Under ordinary circumstances, considering the great deal of respect I once had for Kweisi Mfume, I would in this piece review his accomplishments during his tenure at the NAACP. However, there aren't many expectations that I've had of the organization. So if he did a good job by NAACP standards is something I wouldn't really bother to know much about. I admit it, I'm apathetic.
The NAACP puts a face, sometimes a cockeyed face, on matters of racial outrage. This is an admirable task except for the fact that the majority of Americans echo that outrage anyway. There is rarely an event of racial significance that the blogosphere, the punditocracy or anybody with a mouth big enough to get on television, doesn't say just as much as the NAACP. So why isn't their membership larger?
The reason is simple.
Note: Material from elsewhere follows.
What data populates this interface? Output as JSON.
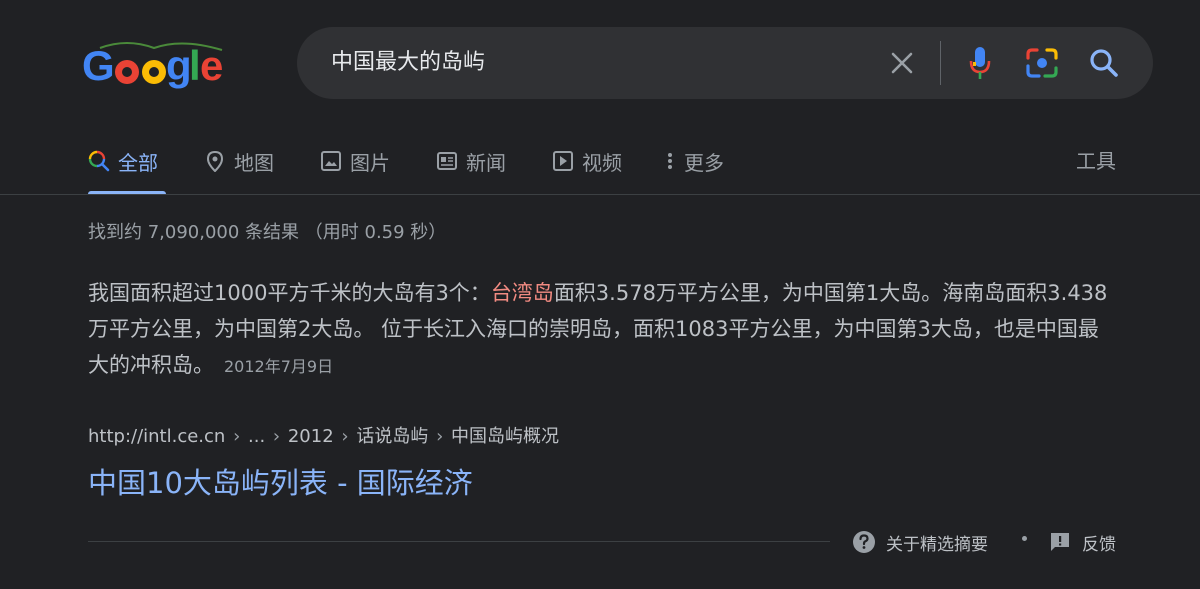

The NAACP is a black political organization. It's not about people of color, it's about blackfolks. My expectation was that Mfume would, in wresting control from that demagogue Ben Chavis, bring the strength of the Multicultural Movement front and center in the new NAACP. From my perspective, there is nothing fundamentally different about racial issues facing blacks in 2004 that weren't there in 1996, but clearly the opportunity to get Asians and Latinos swelling the ranks of the NAACP is lost. So as far as I can see, it's the same organization it was before Chavis, back on the rails, solvent, black, boring and almost superfluous. That is, superfluous to blackfolks as a voice of outrage.
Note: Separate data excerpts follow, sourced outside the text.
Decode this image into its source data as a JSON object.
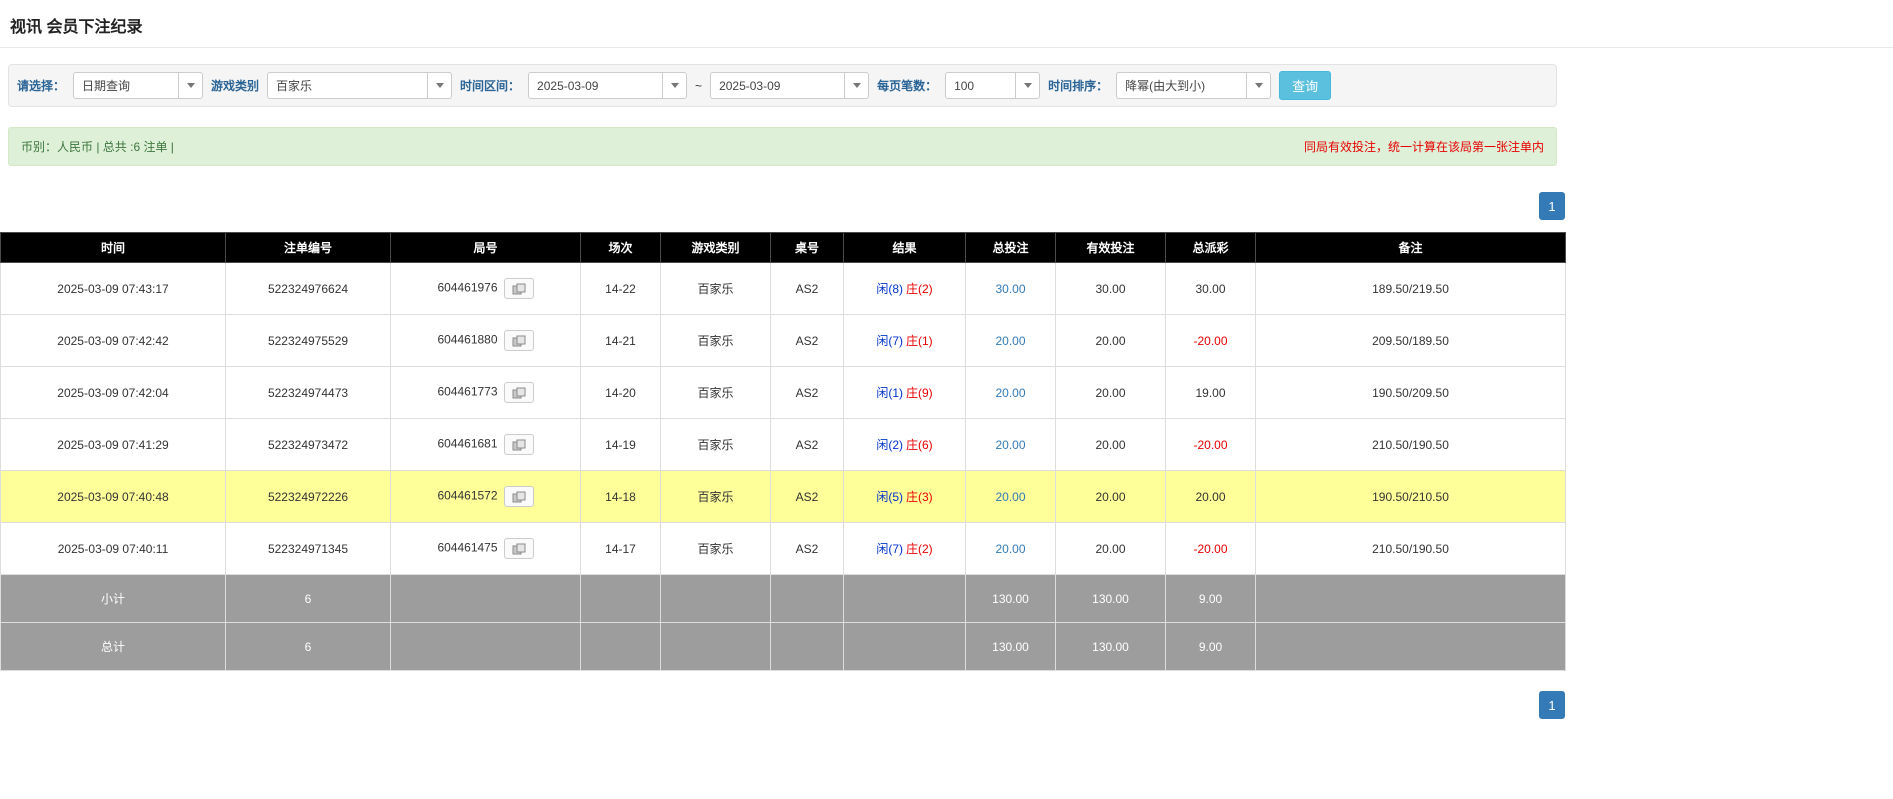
{
  "page": {
    "title": "视讯 会员下注纪录"
  },
  "filters": {
    "select_label": "请选择：",
    "select_value": "日期查询",
    "game_type_label": "游戏类别",
    "game_type_value": "百家乐",
    "time_range_label": "时间区间：",
    "time_from": "2025-03-09",
    "time_separator": "~",
    "time_to": "2025-03-09",
    "per_page_label": "每页笔数：",
    "per_page_value": "100",
    "sort_label": "时间排序：",
    "sort_value": "降幂(由大到小)",
    "search_button": "查询"
  },
  "info_bar": {
    "left": "币别：人民币 | 总共 :6 注单 |",
    "right": "同局有效投注，统一计算在该局第一张注单内"
  },
  "pagination": {
    "page": "1"
  },
  "table": {
    "headers": [
      "时间",
      "注单编号",
      "局号",
      "场次",
      "游戏类别",
      "桌号",
      "结果",
      "总投注",
      "有效投注",
      "总派彩",
      "备注"
    ],
    "rows": [
      {
        "time": "2025-03-09 07:43:17",
        "bet_id": "522324976624",
        "round_id": "604461976",
        "session": "14-22",
        "game": "百家乐",
        "table_no": "AS2",
        "result_player": "闲(8)",
        "result_banker": "庄(2)",
        "total_bet": "30.00",
        "valid_bet": "30.00",
        "payout": "30.00",
        "negative": false,
        "highlight": false,
        "note": "189.50/219.50"
      },
      {
        "time": "2025-03-09 07:42:42",
        "bet_id": "522324975529",
        "round_id": "604461880",
        "session": "14-21",
        "game": "百家乐",
        "table_no": "AS2",
        "result_player": "闲(7)",
        "result_banker": "庄(1)",
        "total_bet": "20.00",
        "valid_bet": "20.00",
        "payout": "-20.00",
        "negative": true,
        "highlight": false,
        "note": "209.50/189.50"
      },
      {
        "time": "2025-03-09 07:42:04",
        "bet_id": "522324974473",
        "round_id": "604461773",
        "session": "14-20",
        "game": "百家乐",
        "table_no": "AS2",
        "result_player": "闲(1)",
        "result_banker": "庄(9)",
        "total_bet": "20.00",
        "valid_bet": "20.00",
        "payout": "19.00",
        "negative": false,
        "highlight": false,
        "note": "190.50/209.50"
      },
      {
        "time": "2025-03-09 07:41:29",
        "bet_id": "522324973472",
        "round_id": "604461681",
        "session": "14-19",
        "game": "百家乐",
        "table_no": "AS2",
        "result_player": "闲(2)",
        "result_banker": "庄(6)",
        "total_bet": "20.00",
        "valid_bet": "20.00",
        "payout": "-20.00",
        "negative": true,
        "highlight": false,
        "note": "210.50/190.50"
      },
      {
        "time": "2025-03-09 07:40:48",
        "bet_id": "522324972226",
        "round_id": "604461572",
        "session": "14-18",
        "game": "百家乐",
        "table_no": "AS2",
        "result_player": "闲(5)",
        "result_banker": "庄(3)",
        "total_bet": "20.00",
        "valid_bet": "20.00",
        "payout": "20.00",
        "negative": false,
        "highlight": true,
        "note": "190.50/210.50"
      },
      {
        "time": "2025-03-09 07:40:11",
        "bet_id": "522324971345",
        "round_id": "604461475",
        "session": "14-17",
        "game": "百家乐",
        "table_no": "AS2",
        "result_player": "闲(7)",
        "result_banker": "庄(2)",
        "total_bet": "20.00",
        "valid_bet": "20.00",
        "payout": "-20.00",
        "negative": true,
        "highlight": false,
        "note": "210.50/190.50"
      }
    ],
    "subtotal": {
      "label": "小计",
      "count": "6",
      "total_bet": "130.00",
      "valid_bet": "130.00",
      "payout": "9.00"
    },
    "total": {
      "label": "总计",
      "count": "6",
      "total_bet": "130.00",
      "valid_bet": "130.00",
      "payout": "9.00"
    }
  },
  "colors": {
    "header_bg": "#000000",
    "footer_bg": "#9d9d9d",
    "highlight_yellow": "#ffff99",
    "link_blue": "#337ab7",
    "player_blue": "#0033cc",
    "banker_red": "#e60000",
    "negative_red": "#e60000",
    "label_blue": "#2a6496",
    "search_button_bg": "#5bc0de",
    "info_bg": "#dff0d8",
    "info_text": "#3c763d",
    "notice_red": "#e60000"
  }
}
That the NAACP is black and not Asian and Latino is a problem. It is a problem that the NAACP must resolve or face increased marginalization. Its byline is that it is the oldest Civil Rights organization. That's like saying the Communist Party is the oldest party in Russia. That means it's more about the past than the present. Problem.
Mfume, I'm sure, did a decent and respectable job at the organization, he simply didn't do the job that might save the NAACP from obsolescence. So who's next?